Group Press the ED for Teacher-Prep Rules - Education Week ow.ly/dgBSZ #5bb @TeacherBeat

Review & Outlook: California's School Head Fake -WSJ.com ow.ly/dgBH3

Neil Armstrong's Memorable Commencement Speech - Education - GOOD ow.ly/dgvin #5bb @LizDwyer

New book about how foundations influenced foreign affairs in the 1940s might shed light on edrefrorm role today n+1#5bbhttp://ow.ly/dg4s8

Comments

Feed You can follow this conversation by subscribing to the comment feed for this post.

While California has not been a leader in K-12 teaching innovation in recent years, one innovation it would do well to dump is the proposed tying of student test scores to teacher evaluations, especially for primary school teachers. In keeping with this, the California Teachers Association may be in the process of enacting an appropriate reaction by repealing the 1999 Villaraigosa amendment to the 1971 Stull Act via Assembly Bill 5 (I'd still like to see the actual text of the bill, which I've read accounts of but not seen directly). That statistical linkage is a wrong-headed reform that hardly any teachers support, especially more experienced teachers better versed in their knowledge of assessment options.

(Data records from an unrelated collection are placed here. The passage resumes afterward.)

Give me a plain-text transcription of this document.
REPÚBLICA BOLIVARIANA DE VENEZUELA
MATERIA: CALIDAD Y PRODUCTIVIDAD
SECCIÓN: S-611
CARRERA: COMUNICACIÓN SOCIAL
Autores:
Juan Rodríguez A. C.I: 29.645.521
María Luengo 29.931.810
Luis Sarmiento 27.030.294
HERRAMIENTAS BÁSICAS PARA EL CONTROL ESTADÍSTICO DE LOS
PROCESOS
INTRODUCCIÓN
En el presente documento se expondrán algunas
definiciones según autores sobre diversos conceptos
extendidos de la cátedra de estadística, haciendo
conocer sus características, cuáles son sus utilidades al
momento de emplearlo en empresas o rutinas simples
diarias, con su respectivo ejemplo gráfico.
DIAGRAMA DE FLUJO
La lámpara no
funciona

It’s a little disheartening to see an increased media prominence of school shootings this year... it either means the stories are selling, or violence is increasing. I've always been a holdout with Facebook, I simply refuse to have an account. The sad thing is that I'm a rarity these days. Local news channels require you to have a FB account before you can comment on news stories. Many contests require FB if you want to enter. Even local stores are only circulating coupons and sales flyers through FB now.

o Nice Website. You should think more about RSS Feeds as a traffic source. They bring me a nice bit of traffic

The comments to this entry are closed.

The Administr@tor RSS Widget
Share Administr@tor content with your online community and get the latest education stories and product reviews automatically. LEARN MORE

Advertisement

Disclaimer: The opinions expressed in This Week In Education are strictly those of the author and do not reflect the opinions or endorsement of Scholastic, Inc.